Tuesday, January 27, 2009

Tattooed to a "T"

I really didn’t mean to do it. It just sort of happened. My long-time friend, Pam, started it. During a meeting of the class reunion committee last fall, Pam mentioned that she had a couple of tattoos. She didn’t say where they were, and since I had known Pam for over fifty years, l had the good sense not to ask.

I guess that’s what got me to thinking. What should I do to celebrate my retirement? I had to be so straight-laced all those years or at least thought I had to be. It was time to branch out and do something off the wall. Since going to prison has never been very high on my list of “Things I Want To Do Before I Die”, I decided to keep it legal. That caveat did, however, narrow my options considerably.

Hence the tattoo. They are legal, affordable, readily available, and from what I could learn, not terribly painful unless you decide to have one burned into your eyelids. In reality, “burned” is not the word. Actually, ink is injected into the skin with tiny needles that the tattoo-ee hopes have been sterilized.

After a full day of intensive research which consisted of calling Pam and asking a few questions, I decided to proceed with my plan to permanently disfigure my body. The first plan of action was to decide which emblem, word, or insignia I wanted to employ to provide amusement for my eventual embalmer. I considered the word “MOM” with a bolt of lightning through it, but that had already been done. A butterfly would have put me too close in touch with my feminine side. I also considered the Chinese symbol for “music”, but my innate distrust of tattoo artists led me to think that someone with a sense of humor could give me a Chinese symbol that implied that I like to kiss chickens on the lips while howling at the moon, and I wouldn’t have known the difference.

I finally decided on a University of Tennessee Vols logo. I have been a Vols fan for years and I figured the worst that could happen was that they could go 0-12 and I would have to get it reddened into a University of Texas logo.

The next decision involved where to put it. The largest wide open space on my body, unfortunately, was my stomach, but that didn’t seem quite right.
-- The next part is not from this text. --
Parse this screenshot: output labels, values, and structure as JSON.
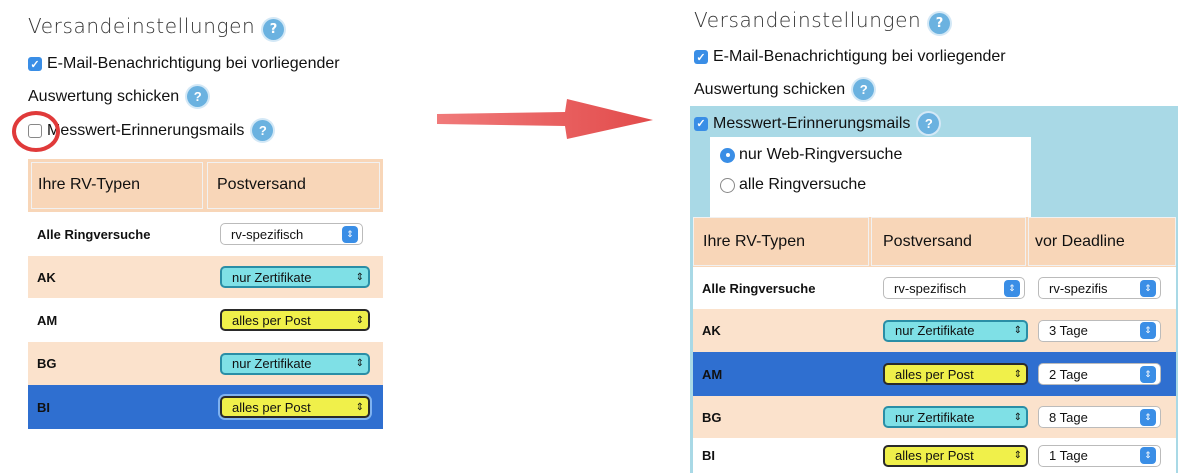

I was concerned that subsequent expansion would render the “T” so distorted as to be unrecognizable, especially around the holiday season. The chest was considered, but there are four chest hairs there that I have no intention of giving up. I wanted it in a place where I could see it, but the rest of the world couldn’t unless they had my permission. Ultimately, I decided upon the second largest wide open space available. My right bun.

The final hurdle to cross was to find a tattooist. More research revealed that most of my friends who had tattoos got them while they were drunk in Destin. That didn’t help me since I had no intention of either getting drunk or going to Florida anytime soon. It also came to my attention that most of the tattoo artists in West Tennessee operate out of condemned buildings. At best, I perceived serious sterility issues.

The problem was finally resolved when I remembered that my niece, who lived in Nashville, had two. I called to ask who did her’s and was told of a very skilled and reputable artist there. One Saturday in January, I decided to go to Nashville and get the tattoo.

My niece, Paula, had to work that Saturday, but her friend Samantha wanted to go with me. She was also thinking about getting a tattoo and wanted to see how much I screamed. The knowledge that I was having it put on my right bun didn’t seem to discourage her, so I figured “what the heck”, and agreed to let her watch the process.

When I entered the shop and spoke to the man at the front desk, I was faced with another important decision. Which artist did I want? I asked who was available, as if I would know either of them, and was given the choice of either Psycho or Fred. Not being a total idiot, I chose Fred. I plunked down two twenty-dollar bills and Fred left to prepare the instruments. Samantha followed me into the room and I am told ( by Fred ) to lower my pants and have a seat on the table with my back to him and Samantha. Next thing I know, Samantha is taking pictures with her camera phone. I asked her to at least wait until the tattooing started.

Bottom line, (sorry ) I was happy with the quality of Fred’s work and the pain was much like listening to opera. It’s something I can tolerate if I have to, but I’m kinda glad when its over. I had the tattoo placed high enough that I don’t have to incense anyone who wants to see it, but low enough that the preacher’s wife probably won’t get a peek. I have made available a Baptist Viewing and a Methodist Viewing, but I won’t get into that.

Now I have to celebrate turning 60. God help us all.